I remembered the Dick and Jane books when I learned yesterday that President Benigno Aquino III had just signed into law Republic Act 10556 which declares every November 27 of every year as "Araw Ng Pagbabasa" (Day of Reading) which seeks to highlight government programs to promote literacy and reading skills among students all over the country. November 27 is actually the birth date of the late Senator Benigno Aquino Jr., the President's father who everyone knows is considered a national hero in the Philippines for his opposition to the Marcos dictatorship in the 1970's and the early 1980's. He was well known as a book lover and he would have been extremely pleased to have his birth anniversary commemorated every year in such a manner.
I find it sadly ironic that, in a world where practically all of the greatest flowerings of of human creativity in the field of literature and the written word since the dawn of recorded history can be had and made available in an instant to almost anyone anywhere, the habit of reading as well as the inclination to read has become so largely passé and irrelevant like the Dick and Jane books I was once so enthralled with.
Yet the youth of today in this country, except for a few and lucky minority, have only disdain if not contempt for the written and printed word. They prefer the multi-sensual and multimedia titillation and appeal of cable television and the internet. They prefer empty, virtual experiences that leave nothing to the imagination, that fail to stimulate the mind and force it to think and ponder. They have essentially become mental sponges absorbing all yet producing little that is singularly creative or original in return.
It is high time that the government should try to encourage and promote healthy reading habits in its schools and among all Filipinos irregardless of their age and level of education. It does not matter if one has to thumb through the pages of real books or merely flick through with a finger on a touchscreen or through a mouse cursor on a computer monitor the virtual pages of an e-book or e-magazine. What matters is that everyone, particularly the young, rediscovers once more the pleasures, the wonders and rewards of reading.
Nowadays, in fact, I do most of my reading on an e-book reader on a tablet PC. That is not because I like it more that way but because it is easier (and cheaper!) to get new books and other reading items through digital files than through the actual acquisition of the real materials themselves.

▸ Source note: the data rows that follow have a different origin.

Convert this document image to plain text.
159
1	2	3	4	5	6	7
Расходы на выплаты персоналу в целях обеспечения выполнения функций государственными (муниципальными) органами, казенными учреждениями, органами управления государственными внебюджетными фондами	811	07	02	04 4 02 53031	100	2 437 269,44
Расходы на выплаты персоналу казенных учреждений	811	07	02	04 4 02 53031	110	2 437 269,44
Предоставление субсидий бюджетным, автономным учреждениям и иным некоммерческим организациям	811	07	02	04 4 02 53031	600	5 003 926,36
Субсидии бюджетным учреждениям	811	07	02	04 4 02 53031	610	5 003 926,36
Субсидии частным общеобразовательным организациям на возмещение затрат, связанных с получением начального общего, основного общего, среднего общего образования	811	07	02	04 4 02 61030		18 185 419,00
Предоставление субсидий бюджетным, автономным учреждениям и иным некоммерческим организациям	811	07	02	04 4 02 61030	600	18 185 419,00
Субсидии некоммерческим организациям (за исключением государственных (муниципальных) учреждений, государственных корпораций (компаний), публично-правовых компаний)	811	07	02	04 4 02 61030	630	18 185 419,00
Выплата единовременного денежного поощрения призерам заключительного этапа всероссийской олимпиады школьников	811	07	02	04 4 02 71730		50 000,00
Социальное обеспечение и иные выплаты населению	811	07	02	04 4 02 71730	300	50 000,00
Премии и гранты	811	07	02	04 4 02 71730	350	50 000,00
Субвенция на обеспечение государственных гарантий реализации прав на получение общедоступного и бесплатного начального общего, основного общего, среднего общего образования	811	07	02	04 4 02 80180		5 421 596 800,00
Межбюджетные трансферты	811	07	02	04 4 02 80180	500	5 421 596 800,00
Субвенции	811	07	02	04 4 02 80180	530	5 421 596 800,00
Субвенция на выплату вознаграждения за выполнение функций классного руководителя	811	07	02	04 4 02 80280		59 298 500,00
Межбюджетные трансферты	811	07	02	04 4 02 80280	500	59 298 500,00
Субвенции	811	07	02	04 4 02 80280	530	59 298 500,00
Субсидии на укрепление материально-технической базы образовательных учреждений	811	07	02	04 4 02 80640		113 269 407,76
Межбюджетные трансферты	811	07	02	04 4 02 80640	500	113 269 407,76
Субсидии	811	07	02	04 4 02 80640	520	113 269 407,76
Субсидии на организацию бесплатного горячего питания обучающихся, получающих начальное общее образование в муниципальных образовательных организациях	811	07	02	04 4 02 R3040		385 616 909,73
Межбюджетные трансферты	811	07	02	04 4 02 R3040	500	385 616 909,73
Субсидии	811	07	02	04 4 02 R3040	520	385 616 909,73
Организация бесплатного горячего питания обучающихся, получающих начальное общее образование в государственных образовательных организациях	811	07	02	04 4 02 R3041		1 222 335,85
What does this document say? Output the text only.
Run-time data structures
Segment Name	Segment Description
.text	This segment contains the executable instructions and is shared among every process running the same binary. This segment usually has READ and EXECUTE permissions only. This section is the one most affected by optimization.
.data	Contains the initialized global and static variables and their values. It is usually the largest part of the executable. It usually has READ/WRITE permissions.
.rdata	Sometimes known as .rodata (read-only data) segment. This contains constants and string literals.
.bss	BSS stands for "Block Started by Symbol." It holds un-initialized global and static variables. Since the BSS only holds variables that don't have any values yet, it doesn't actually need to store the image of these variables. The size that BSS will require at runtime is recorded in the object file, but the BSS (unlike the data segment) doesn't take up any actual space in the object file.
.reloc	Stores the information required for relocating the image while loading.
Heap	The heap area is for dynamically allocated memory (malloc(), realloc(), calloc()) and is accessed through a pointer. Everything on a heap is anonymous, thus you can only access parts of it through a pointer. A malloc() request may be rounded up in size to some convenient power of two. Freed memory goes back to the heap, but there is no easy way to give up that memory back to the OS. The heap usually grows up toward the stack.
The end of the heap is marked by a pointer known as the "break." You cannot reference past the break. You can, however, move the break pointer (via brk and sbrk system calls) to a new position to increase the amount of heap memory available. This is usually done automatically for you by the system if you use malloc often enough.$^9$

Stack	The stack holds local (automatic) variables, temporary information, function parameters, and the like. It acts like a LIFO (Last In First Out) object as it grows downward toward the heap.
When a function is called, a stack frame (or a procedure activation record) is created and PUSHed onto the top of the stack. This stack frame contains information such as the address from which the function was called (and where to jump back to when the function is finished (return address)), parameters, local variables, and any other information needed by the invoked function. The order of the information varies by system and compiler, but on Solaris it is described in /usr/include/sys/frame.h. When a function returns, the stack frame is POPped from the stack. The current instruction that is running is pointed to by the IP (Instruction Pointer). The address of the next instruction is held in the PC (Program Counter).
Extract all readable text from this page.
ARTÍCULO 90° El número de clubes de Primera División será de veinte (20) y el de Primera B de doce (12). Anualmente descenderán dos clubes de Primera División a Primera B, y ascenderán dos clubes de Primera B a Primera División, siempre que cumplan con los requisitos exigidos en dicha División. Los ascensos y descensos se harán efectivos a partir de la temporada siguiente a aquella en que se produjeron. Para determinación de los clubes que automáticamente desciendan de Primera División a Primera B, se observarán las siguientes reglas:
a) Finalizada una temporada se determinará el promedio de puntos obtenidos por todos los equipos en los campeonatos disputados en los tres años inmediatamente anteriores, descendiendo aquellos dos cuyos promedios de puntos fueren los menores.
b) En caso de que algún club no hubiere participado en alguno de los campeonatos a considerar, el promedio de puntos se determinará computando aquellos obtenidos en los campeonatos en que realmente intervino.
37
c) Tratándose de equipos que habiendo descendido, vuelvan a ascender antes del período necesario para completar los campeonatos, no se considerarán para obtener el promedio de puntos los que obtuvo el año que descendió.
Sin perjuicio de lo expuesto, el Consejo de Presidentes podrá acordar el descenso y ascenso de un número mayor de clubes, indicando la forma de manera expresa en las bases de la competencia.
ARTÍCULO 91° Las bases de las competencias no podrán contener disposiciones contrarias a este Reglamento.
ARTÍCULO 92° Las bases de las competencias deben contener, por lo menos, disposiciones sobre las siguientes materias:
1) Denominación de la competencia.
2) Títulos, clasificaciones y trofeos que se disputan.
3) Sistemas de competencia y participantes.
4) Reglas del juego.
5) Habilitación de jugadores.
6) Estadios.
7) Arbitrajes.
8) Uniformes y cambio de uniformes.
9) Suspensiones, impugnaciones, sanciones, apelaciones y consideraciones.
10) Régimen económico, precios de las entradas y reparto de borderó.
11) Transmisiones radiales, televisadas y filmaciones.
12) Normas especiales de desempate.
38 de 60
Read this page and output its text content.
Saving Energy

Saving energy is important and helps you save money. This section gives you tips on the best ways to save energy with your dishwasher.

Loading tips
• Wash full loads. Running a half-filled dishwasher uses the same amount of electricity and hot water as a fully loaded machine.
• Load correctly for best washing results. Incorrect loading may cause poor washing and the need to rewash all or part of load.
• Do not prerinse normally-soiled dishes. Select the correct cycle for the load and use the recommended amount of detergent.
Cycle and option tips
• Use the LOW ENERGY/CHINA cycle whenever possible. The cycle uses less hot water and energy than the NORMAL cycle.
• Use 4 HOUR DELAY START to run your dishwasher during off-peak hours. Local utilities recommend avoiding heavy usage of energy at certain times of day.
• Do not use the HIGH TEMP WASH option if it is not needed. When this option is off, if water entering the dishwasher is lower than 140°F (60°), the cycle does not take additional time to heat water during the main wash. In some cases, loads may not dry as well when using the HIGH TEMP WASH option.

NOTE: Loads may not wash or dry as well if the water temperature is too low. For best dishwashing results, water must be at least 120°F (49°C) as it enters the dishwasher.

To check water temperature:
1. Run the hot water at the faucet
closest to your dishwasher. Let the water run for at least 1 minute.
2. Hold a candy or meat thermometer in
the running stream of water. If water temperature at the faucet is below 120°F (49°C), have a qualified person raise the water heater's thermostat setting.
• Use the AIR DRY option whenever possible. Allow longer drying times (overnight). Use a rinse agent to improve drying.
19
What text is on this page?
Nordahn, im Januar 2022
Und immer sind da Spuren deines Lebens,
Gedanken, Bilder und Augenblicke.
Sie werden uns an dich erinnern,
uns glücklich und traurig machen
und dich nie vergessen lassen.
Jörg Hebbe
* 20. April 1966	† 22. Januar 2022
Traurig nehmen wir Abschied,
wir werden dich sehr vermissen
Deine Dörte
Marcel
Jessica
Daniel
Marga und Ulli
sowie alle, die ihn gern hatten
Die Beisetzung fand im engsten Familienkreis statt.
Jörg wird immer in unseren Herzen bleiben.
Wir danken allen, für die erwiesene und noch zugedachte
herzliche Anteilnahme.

But there is nothing that appeals to me more and gives me more tangible and tactile pleasure than the feel of an honest to goodness, real book in my hands. Ah! The warm, smooth and papery texture of the pages, the clean, fresh, inky scent of new books or the musty yet appealing aroma of well-worn but well-loved and much thumbed-though ones. In the end, these are all the same to me.
Merely an inviting prelude, a sensual appetizer to the unfettered worlds of fun, adventure and learning that I am about to jump heedlessly into.